À cet égard, les SCPI
occupent une place essentielle. Par leur nature même, elles financent des
immeubles exploités, génèrent des revenus, soutiennent l’emploi local et
participent à la vitalité des territoires. Elles ne constituent ni une épargne
dormante ni un patrimoine figé : elles transforment directement l’épargne
privée en actifs concrets, durables et utiles. Le débat actuel est donc
l’occasion de rappeler une évidence souvent sous-estimée : les SCPI sont un
outil de mobilisation de l’épargne au service de l’économie réelle.
Selon les dernières
données de l’ASPIM et de l’IEIF (Source ASPIM : Collecte et performance des
fonds immobiliers grand public au 3ème trimestre 2025), le marché montre
d’ailleurs des signaux de stabilisation après deux années de tensions : 1,1
Mds€ de collecte nette au 3ème trimestre (+38% par rapport au 3ème trimestre
2024), 4 Mds€ collectés depuis le début d’année (+18% au 31 octobre 2025) soit
une capitalisation des SCPI qui s’élève à 87,97 Mds€ à la fin du 3ème trimestre
2025. La reprise reste sélective mais elle souligne une réalité : lorsque la
gestion est disciplinée et diversifiée, les SCPI démontrent leur capacité à
traverser les cycles et à être utiles.
En revanche, un
phénomène s’accentue une nouvelle fois. Près de 80 % des investissements du
3ème trimestre ont été réalisés hors de France, non par désintérêt du marché
national mais en raison d’un différentiel fiscal bien identifié : les revenus
fonciers français supportent l’impôt sur le revenu ainsi que 17,2 % de
prélèvements sociaux, tandis que ces derniers ne s’appliquent pas toujours aux
revenus de biens immobiliers situés à l’étranger.

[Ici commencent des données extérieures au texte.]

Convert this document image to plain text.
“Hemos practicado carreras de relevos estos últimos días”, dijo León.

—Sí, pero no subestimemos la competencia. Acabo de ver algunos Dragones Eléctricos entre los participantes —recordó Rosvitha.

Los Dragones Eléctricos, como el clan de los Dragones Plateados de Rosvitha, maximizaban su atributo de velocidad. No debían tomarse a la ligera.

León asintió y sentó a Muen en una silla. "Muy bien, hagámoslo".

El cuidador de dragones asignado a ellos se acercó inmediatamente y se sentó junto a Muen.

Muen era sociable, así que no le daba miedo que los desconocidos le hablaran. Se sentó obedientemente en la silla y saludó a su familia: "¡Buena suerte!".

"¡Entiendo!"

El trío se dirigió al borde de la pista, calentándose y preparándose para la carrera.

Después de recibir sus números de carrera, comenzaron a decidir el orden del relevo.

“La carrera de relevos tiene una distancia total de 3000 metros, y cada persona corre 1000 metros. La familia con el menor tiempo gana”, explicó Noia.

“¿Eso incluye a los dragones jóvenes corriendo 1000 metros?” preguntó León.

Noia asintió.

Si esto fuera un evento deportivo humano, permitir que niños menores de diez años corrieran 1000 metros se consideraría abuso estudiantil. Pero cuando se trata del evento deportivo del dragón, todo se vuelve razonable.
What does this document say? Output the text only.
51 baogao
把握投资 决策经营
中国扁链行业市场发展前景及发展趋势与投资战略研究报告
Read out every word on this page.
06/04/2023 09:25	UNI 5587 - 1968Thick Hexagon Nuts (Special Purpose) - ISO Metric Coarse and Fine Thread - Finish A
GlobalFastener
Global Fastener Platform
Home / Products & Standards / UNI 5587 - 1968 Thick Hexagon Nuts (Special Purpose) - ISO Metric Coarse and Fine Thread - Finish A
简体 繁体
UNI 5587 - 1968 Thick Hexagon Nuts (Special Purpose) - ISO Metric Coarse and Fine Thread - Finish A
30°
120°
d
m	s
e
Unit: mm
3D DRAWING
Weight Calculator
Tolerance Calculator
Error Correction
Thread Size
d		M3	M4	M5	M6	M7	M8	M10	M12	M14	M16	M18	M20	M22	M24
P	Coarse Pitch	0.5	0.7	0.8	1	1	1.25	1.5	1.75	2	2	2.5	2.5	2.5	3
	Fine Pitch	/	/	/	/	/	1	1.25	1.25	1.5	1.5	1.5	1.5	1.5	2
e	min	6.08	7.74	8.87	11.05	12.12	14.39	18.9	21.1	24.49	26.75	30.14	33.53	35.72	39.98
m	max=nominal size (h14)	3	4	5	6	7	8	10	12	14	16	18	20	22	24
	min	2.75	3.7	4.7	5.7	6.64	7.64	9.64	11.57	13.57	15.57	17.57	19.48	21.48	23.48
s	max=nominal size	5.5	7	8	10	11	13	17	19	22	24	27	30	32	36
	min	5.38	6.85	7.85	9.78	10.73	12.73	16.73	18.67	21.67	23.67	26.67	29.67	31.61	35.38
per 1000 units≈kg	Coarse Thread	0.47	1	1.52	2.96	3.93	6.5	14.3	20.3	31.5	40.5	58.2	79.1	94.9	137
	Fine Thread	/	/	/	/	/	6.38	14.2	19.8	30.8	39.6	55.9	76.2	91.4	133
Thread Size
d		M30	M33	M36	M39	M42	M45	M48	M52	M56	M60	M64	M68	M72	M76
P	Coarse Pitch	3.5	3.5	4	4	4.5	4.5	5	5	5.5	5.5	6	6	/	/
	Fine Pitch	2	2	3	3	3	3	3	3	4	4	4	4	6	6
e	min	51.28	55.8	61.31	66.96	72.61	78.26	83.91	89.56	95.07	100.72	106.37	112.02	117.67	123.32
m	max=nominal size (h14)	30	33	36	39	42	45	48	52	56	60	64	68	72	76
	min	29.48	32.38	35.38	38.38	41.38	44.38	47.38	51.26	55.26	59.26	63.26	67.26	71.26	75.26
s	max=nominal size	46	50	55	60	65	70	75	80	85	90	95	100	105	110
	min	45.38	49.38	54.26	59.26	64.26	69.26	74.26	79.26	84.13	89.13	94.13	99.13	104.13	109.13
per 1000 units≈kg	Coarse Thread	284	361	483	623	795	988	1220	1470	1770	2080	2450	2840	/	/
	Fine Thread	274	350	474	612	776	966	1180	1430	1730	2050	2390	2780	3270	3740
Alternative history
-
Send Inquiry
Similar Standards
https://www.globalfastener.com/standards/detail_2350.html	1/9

Le résultat est clair : une part majoritaire
de l’épargne française finance aujourd’hui la croissance de nos voisins plutôt
que celle de nos territoires.
Ce constat interroge au
moment où la France fait face à des besoins massifs : rénovation énergétique,
établissements de santé, structures éducatives, infrastructures logistiques,
services aux entreprises. Autant de secteurs où les SCPI investissent déjà, sur
des horizons longs, en finançant des actifs exploités et indispensables au
fonctionnement de l’économie.
Le sujet n’est donc pas
de trancher entre épargne “productive” ou “improductive”. Le véritable enjeu
est de restaurer une cohérence entre les ambitions affichées — flécher
l’épargne vers l’économie réelle — et les incitations fiscales qui produisent
aujourd’hui l’effet inverse.
Rétablir une neutralité
entre investissements français et européens ne reviendrait pas à alourdir la
charge des épargnants. Ce serait, plus simplement, permettre que leurs choix
reflètent une logique économique plutôt qu’un biais fiscal.
Sans cet alignement, la
France continuera de voir son épargne soutenir d’autres économies au moment
même où elle en a le plus besoin.
À l’heure où l’on débat de “fortune improductive”, il serait paradoxal d’affaiblir l’un des rares leviers de financement de long terme pleinement ancrés dans les territoires. Aucune économie ne se construit durablement sans infrastructures, sans emplois locaux et sans capitaux capables de s’inscrire dans le temps long. Les SCPI participent déjà à cet équilibre. Il est temps de le reconnaître.